2) Angular momentum = velocity cross position
This is better, because the rotation invariance is now
manifest. The law is written without mentioning anybody's
coordinate system.
However, the physics has a left/right symmetry that is
not manifest. You can't draw the cross product without
invoking a Right-Hand rule. But I emphasize that the
physics is still left/right symmetric!!!! The law is
just written in a misleading form.
3) Angular momentum = velocity wedge position
This is now manifestly left/right symmetric. You
can draw the wedge product in the plane, without
referring to anybody's notion of left versus right.
In fact, this definition works just fine in D=2
flatland, for which no left/right distinction can
possibly be defined. (To see this, imagine looking from
above at the flatland silhouette of a left-handed glove:
if you look at it from below it becomes right-handed.
Since in a truly flat flatland you can't define the
concepts of "above" and "below", you can't define any
reliable notion of left-handed versus right-handed.)
Of course the wedge product is manifestly rotationally
invariant, so we're OK in that department, too.
======
To summarize:
++ writing a cross product or wedge product is better
than writing out the components, because the product
is manifestly rotationally invariant, whereas the
components are not.
-- the cross product doesn't exist in D=2
-- the cross product conceals the left/right invariance
of the real physics in D=3
-- the cross product is almost never what you want
in D=1+3 spacetime.
++ the wedge product works just fine in D=2, D=3, and
D=1+3. It looks the same and means the same in all cases.
++ The wedge product allows a left/right symmetric law
to be written in a way that looks left/right symmetric.
=======================
No law of physics (still excluding weak nuclear interactions)
can make a prediction based on _one_ application of the cross
product or any other RH rule.
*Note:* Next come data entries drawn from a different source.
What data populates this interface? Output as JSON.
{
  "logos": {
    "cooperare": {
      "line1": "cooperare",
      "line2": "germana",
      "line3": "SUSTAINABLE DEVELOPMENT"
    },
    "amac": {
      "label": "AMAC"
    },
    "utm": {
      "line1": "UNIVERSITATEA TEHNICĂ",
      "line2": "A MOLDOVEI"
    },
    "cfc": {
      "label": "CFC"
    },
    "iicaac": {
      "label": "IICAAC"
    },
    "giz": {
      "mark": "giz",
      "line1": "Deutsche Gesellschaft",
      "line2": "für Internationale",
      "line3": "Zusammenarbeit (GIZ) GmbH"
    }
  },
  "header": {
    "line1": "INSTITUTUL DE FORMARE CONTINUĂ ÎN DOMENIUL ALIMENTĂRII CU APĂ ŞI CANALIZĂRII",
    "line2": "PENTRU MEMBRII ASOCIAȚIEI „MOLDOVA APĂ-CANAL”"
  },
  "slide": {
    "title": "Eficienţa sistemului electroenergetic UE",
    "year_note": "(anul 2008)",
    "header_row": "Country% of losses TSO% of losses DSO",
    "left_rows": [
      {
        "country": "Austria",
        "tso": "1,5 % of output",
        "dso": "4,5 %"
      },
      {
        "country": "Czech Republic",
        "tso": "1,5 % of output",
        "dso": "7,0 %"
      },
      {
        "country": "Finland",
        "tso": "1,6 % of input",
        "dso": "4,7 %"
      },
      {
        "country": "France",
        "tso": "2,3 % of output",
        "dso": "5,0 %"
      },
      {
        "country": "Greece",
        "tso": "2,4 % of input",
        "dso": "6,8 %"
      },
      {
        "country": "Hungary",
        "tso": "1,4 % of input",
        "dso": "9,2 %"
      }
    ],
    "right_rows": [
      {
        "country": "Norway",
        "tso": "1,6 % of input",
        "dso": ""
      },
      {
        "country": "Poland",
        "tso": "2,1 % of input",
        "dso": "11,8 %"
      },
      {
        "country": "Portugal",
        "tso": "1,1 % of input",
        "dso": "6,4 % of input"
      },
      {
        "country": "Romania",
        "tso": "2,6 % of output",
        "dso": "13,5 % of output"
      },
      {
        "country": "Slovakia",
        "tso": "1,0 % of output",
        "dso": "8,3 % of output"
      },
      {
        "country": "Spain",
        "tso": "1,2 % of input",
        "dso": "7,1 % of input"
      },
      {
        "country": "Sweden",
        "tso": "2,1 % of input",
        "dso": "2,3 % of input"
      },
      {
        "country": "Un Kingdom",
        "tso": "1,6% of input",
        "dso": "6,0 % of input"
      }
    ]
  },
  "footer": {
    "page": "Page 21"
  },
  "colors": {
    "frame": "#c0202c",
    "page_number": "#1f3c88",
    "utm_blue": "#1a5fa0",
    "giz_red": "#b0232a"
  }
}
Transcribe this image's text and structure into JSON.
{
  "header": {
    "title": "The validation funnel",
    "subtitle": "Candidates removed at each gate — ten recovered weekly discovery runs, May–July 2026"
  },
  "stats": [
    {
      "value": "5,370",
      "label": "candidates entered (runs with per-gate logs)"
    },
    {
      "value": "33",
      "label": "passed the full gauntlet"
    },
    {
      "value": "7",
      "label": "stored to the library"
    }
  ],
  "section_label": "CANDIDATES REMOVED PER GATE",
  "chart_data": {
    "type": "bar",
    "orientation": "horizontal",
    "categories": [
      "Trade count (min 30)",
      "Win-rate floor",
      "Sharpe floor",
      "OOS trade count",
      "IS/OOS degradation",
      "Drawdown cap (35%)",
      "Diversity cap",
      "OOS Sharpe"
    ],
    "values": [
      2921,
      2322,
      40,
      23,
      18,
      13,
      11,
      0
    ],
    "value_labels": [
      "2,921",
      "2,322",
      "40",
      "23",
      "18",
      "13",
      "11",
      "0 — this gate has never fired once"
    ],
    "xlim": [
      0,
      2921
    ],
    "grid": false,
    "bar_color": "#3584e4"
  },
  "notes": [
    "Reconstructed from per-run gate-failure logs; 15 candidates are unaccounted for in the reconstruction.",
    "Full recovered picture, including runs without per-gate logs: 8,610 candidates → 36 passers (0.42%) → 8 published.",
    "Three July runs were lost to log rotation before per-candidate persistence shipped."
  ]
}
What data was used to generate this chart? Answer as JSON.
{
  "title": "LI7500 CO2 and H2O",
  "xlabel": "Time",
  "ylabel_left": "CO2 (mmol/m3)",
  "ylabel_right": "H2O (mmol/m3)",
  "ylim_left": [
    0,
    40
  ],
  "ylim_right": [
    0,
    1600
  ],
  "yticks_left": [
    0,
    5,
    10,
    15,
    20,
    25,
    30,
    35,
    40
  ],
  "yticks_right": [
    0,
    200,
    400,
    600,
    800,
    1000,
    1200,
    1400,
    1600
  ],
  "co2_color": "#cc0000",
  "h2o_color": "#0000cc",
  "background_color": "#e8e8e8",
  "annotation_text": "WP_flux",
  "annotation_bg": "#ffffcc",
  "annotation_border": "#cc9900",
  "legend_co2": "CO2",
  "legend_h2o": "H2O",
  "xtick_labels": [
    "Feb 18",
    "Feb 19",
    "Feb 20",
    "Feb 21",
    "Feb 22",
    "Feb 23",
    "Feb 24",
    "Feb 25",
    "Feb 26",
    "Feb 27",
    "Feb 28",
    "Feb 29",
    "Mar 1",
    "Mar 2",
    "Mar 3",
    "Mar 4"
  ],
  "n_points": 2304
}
The observable predictions always
involve _pairs_ of RH rules, so that the second one undoes the
mischief done by the first one. Example: the magnetic field
pseudovector B is defined using a cross product; this is undone
by the cross product that appears in the Lorentz force law.
The Clifford Algebra approach doesn't represent magnetism by
a pseudovector (but rather by a bivector), doesn't use cross
products in the Maxwell equations, and doesn't use cross products
in the Lorentz force law.
You can write down the axioms of Clifford Algebra without
specifying a handedness.
You have the option of _extending_ this by specifying the
handedness, e.g. by sorting the basis vectors into an ordered list,
but you don't have to (unless you are describing weak nuclear
processes); the unhanded version just treats the basis vectors
as an unordered set.
The unit pseudoscalar (i) is chiral in D=3 and higher. But I'm
claiming that almost all the laws of physics (i.e. all except
weak nuclear processes) can be written without using any such
critter. The axioms of Clifford Algebra permit but do not require
the construction of any such critter.
==================
For further reading:
The Feynman Lectures on Physics, volume III chapter 17